You'll learn how to:
- Identify important assets, the attack surface, and the trust boundaries in a system
- Evaluate the effectiveness of various threat mitigation candidates
- Work with well-known secure coding patterns and libraries
- Understand and prevent vulnerabilities like XSS and CSRF, memory flaws, and more
- Use security testing to proactively identify vulnerabilities introduced into code
- Review a software design for security flaws effectively and without judgment
Kohnfelder's career, spanning decades at Microsoft and Google, introduced numerous software security initiatives, including the co-creation of the STRIDE threat modeling framework used widely today. This book is a modern, pragmatic consolidation of his best practices, insights, and ideas about the future of software.
商品描述(中文翻譯)
**每位軟體專業人士應該了解的安全知識**
《設計安全軟體》整合了 Loren Kohnfelder 超過二十年的經驗,成為一本簡潔而優雅的指南,旨在提升科技產品的安全性。這本書是為各類軟體專業人士撰寫的,強調在軟體設計的早期階段就將安全性納入考量,並讓整個團隊參與這一過程。

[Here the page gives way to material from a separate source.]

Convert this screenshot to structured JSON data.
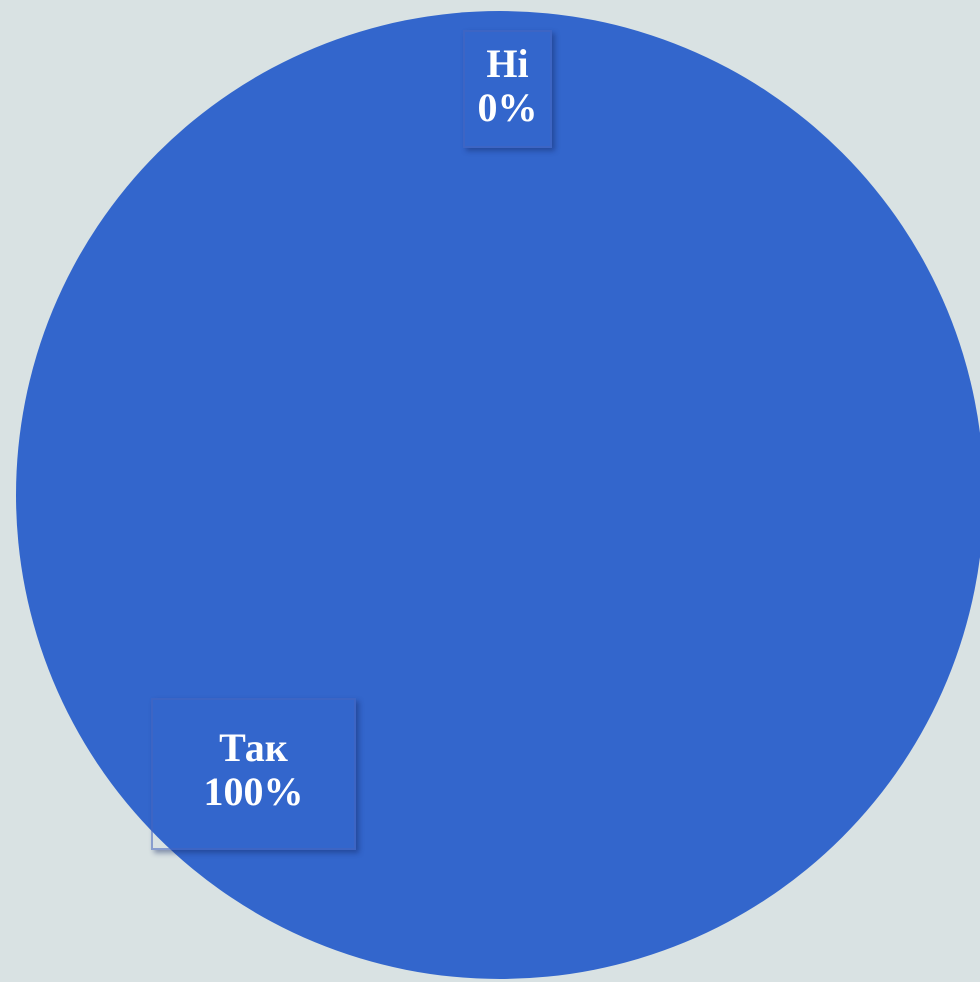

本書首先討論了信任、威脅、緩解、安全設計模式和密碼學等核心概念。第二部分,或許是本書對該領域最獨特且重要的貢獻,涵蓋了在設計和審查軟體設計時考慮安全性的過程。最後一部分詳細說明了最常見的編碼缺陷,這些缺陷會造成漏洞,並大量使用用 C 和 Python 編寫的程式碼片段來說明實作漏洞。
您將學到如何:
- 確定系統中的重要資產、攻擊面和信任邊界
- 評估各種威脅緩解候選方案的有效性
- 使用知名的安全編碼模式和庫
- 理解並防止 XSS 和 CSRF、記憶體缺陷等漏洞
- 使用安全測試主動識別引入程式碼中的漏洞
- 有效且不帶評判地審查軟體設計中的安全缺陷
Kohnfelder 的職業生涯跨越數十年,在 Microsoft 和 Google 期間推出了多項軟體安全倡議,包括共同創建當今廣泛使用的 STRIDE 威脅建模框架。本書是他最佳實踐、見解和對軟體未來的想法的現代、務實的整合。
作者簡介
Loren Kohnfelder has over 20 years of experience working in the security industry for companies like Microsoft and Google. At Microsoft, he was a key contributor to the industry's first formalized proactive security process methodology, and program-managed the .NET platform security effort. He was also a key contributor to the first organized approach to security by any major software platform company. At Google he worked as a software engineer on the Security team and as a founding member of the Privacy team, performing numerous security design reviews of large-scale complex real-world commercial platforms and systems, while working on various projects as a developer. Now retired, Kohnfelder shares his unique experience in industry through this book.
作者簡介(中文翻譯)
Loren Kohnfelder 在安全產業擁有超過 20 年的經驗,曾在微軟和谷歌等公司工作。在微軟,他是業界首個正式化的主動安全流程方法論的主要貢獻者,並負責 .NET 平台的安全工作。他也是任何主要軟體平台公司首次組織化安全方法的關鍵貢獻者。在谷歌,他作為安全團隊的軟體工程師和隱私團隊的創始成員,對大型複雜的商業平台和系統進行了多次安全設計審查,同時作為開發者參與各種專案。現在已退休的 Kohnfelder 通過這本書分享他在業界的獨特經驗。